Parfois, même quand on essaie de faire en sorte que tout aille bien et que rien ne s'effondre, les choses ne se passent pas comme nous le voulons. Les ailes de l'amour ne sont pas faites de cire, certes. Mais la vie est une succession d'incertitudes. Là, celle qui noue mon estomac et étouffe mes papillons n'est autre que la peur de ne pas plaire à celui que j'ai renommé « amore mio » dans mes contacts.

Est-ce que c'est ce que ressent chaque personne qui va recevoir son petit-ami chez elle pour la première fois ?

Je pensais que la joie de le revoir allait atténuer mes inquiétudes. Vingt minutes avant son arrivée, je suis toujours aussi tiraillée entre la nervosité et l'impatience. L'audace de notre rencontre m'a quittée. Mon esprit semble l'avoir oubliée, pas mes souvenirs.

Août 2019. Cette année-là, j'ai travaillé en tant qu'animatrice dans une colonie de vacances. Adolescence Camp. C'est là que je l'ai rencontré, durant mon job d'été.

Mon camp et celui où Abiel travaillait — Holidays au bord de mots — organisent chaque année deux rencontres entre tous les jeunes et par conséquent, entre les animateurs aussi.
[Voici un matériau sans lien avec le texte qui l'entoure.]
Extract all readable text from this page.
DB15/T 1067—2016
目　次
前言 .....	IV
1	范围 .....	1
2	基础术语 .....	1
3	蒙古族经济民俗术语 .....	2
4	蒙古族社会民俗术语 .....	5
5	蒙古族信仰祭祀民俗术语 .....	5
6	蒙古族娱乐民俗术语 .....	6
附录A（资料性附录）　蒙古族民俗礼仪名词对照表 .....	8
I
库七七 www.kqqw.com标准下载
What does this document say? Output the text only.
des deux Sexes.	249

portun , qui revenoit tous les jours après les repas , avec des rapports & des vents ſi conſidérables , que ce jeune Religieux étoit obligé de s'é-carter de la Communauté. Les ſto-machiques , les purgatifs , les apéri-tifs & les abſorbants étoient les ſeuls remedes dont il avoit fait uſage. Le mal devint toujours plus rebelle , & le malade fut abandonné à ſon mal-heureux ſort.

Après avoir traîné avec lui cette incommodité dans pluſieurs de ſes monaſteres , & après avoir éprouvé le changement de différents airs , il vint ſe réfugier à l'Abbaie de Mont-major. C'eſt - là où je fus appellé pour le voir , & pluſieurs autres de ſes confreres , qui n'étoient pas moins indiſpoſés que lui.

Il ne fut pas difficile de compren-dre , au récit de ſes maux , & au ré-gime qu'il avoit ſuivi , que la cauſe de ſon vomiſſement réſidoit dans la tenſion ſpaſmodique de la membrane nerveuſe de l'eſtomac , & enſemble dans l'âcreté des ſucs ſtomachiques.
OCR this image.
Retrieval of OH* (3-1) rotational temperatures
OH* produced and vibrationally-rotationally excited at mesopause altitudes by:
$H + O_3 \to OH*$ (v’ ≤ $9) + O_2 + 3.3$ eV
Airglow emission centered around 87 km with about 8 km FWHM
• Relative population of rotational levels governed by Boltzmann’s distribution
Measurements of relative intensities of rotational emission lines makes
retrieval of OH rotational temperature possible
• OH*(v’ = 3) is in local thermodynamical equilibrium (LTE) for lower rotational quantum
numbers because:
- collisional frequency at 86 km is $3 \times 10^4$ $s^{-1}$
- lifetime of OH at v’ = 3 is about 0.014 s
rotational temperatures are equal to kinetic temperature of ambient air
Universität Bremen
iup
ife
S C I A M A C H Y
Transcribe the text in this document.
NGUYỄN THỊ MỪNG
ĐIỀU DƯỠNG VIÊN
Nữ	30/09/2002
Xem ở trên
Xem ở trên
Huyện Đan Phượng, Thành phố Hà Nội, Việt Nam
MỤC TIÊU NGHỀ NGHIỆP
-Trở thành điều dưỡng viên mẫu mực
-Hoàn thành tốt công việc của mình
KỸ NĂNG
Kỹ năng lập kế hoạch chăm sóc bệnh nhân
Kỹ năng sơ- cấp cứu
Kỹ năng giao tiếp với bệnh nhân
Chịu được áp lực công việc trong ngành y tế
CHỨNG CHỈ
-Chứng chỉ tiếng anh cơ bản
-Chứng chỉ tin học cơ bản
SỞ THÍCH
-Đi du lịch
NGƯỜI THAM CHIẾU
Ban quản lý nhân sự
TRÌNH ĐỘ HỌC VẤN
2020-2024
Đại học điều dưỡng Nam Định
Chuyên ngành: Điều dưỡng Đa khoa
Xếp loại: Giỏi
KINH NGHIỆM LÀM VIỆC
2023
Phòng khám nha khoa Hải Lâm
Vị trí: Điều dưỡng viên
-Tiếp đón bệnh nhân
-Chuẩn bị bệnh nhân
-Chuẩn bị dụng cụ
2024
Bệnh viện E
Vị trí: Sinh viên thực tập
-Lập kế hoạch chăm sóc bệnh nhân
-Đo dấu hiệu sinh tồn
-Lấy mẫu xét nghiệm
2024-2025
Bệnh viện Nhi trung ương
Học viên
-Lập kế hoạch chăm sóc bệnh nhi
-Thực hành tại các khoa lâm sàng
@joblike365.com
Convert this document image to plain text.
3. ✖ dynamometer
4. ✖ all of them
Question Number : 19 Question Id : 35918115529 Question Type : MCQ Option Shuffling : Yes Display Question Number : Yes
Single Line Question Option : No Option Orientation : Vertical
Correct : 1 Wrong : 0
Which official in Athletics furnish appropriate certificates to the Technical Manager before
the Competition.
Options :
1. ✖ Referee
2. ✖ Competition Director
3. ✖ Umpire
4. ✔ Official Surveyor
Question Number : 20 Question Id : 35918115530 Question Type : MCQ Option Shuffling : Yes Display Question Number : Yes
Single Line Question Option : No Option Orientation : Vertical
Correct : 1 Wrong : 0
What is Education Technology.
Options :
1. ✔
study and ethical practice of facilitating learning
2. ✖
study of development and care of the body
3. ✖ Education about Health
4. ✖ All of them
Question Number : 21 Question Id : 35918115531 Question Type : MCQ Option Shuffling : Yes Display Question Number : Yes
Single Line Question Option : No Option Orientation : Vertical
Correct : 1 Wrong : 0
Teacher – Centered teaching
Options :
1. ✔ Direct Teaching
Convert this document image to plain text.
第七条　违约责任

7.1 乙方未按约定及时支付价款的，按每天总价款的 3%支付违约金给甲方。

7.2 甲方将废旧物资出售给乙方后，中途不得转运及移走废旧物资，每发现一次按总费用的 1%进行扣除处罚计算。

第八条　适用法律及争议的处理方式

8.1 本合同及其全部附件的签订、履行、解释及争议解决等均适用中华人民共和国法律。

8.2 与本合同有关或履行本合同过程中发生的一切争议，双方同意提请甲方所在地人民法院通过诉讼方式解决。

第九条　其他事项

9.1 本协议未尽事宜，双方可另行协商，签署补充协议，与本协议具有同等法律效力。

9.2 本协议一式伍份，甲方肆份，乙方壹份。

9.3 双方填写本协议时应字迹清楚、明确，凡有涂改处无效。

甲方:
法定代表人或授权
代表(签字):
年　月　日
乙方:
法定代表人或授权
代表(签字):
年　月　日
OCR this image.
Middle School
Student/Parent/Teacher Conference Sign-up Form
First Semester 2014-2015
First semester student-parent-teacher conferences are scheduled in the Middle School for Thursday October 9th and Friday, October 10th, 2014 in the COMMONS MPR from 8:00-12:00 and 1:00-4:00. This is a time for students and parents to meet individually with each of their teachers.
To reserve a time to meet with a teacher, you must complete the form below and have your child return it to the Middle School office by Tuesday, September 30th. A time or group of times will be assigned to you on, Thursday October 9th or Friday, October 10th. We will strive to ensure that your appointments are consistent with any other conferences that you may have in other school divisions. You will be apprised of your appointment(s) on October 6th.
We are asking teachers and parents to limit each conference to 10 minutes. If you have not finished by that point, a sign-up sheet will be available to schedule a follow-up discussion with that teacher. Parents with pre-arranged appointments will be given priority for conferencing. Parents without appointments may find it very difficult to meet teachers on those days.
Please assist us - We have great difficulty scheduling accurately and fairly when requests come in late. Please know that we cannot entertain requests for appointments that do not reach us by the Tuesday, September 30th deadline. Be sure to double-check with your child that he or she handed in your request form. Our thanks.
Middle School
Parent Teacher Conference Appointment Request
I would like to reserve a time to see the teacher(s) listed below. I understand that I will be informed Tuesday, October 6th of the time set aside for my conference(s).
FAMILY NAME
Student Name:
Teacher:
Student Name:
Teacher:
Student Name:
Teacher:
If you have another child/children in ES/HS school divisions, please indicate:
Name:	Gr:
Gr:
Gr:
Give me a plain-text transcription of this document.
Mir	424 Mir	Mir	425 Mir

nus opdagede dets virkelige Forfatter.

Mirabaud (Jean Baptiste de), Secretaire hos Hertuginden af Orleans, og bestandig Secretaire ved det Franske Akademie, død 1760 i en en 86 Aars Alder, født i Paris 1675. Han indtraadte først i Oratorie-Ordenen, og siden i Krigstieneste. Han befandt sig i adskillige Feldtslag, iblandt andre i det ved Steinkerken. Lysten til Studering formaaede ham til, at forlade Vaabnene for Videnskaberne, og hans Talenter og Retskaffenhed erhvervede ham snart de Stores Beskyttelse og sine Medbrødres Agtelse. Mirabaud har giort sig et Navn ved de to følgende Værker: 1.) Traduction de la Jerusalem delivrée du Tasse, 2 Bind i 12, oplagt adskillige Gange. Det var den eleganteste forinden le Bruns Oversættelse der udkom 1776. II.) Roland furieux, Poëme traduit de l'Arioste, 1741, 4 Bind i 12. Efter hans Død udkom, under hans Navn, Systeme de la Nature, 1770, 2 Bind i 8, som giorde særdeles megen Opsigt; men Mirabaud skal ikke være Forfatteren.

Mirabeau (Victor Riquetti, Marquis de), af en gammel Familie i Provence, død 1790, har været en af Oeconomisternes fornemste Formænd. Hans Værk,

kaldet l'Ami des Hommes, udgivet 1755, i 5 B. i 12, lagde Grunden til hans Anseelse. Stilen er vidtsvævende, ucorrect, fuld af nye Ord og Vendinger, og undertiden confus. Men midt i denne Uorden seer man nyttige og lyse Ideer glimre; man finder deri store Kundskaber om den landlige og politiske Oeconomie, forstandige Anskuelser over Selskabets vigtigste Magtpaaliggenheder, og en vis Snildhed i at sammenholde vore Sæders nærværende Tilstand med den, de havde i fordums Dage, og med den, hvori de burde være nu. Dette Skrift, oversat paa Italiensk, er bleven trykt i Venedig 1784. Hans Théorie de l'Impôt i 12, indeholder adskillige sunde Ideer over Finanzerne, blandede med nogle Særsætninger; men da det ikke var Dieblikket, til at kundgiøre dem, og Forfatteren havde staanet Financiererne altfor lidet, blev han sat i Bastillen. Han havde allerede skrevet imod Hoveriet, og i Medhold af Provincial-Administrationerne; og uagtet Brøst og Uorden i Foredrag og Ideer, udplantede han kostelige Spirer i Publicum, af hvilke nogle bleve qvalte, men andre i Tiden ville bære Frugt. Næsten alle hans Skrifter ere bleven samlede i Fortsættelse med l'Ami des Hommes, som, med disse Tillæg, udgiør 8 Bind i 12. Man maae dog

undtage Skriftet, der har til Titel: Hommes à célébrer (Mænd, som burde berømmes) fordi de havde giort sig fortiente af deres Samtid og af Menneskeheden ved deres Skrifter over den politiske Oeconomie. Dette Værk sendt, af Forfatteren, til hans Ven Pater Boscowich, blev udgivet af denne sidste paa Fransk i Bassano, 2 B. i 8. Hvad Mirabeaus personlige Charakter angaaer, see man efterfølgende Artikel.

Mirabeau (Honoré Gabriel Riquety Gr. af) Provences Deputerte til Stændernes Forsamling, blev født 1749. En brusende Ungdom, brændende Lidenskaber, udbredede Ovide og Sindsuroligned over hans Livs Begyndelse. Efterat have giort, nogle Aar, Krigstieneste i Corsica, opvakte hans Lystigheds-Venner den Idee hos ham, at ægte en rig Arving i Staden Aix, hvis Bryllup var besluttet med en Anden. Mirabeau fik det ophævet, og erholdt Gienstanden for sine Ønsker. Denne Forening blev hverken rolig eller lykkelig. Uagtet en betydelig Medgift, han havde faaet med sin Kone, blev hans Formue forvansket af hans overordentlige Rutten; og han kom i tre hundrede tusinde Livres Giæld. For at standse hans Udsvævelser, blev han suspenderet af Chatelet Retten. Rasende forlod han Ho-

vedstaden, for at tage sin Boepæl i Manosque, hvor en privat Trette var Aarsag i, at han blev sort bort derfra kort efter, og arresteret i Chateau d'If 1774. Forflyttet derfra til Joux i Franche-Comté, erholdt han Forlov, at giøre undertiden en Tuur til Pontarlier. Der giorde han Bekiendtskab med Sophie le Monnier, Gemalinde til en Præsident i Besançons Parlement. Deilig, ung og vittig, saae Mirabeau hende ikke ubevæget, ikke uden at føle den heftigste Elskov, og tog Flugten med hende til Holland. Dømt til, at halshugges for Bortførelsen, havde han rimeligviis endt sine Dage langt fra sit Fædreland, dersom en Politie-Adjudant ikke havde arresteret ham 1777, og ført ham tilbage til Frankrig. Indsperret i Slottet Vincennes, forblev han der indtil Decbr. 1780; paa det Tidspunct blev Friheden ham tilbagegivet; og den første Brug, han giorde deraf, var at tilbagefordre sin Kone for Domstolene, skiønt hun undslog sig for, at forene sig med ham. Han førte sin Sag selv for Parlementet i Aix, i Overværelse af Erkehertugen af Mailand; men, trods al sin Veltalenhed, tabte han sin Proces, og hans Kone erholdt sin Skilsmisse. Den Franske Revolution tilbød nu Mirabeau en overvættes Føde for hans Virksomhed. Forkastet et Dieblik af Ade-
L'une a lieu dans notre camp, l'autre a lieu dans la leur. Nous passons donc deux jours consécutifs ensemble durant lesquels nous partageons activités, repas et soirées nocturnes. Ce genre de programmes enchantent toujours nos chouchous mais lorsqu'il faut inviter une personne à danser, on ne les entend plus.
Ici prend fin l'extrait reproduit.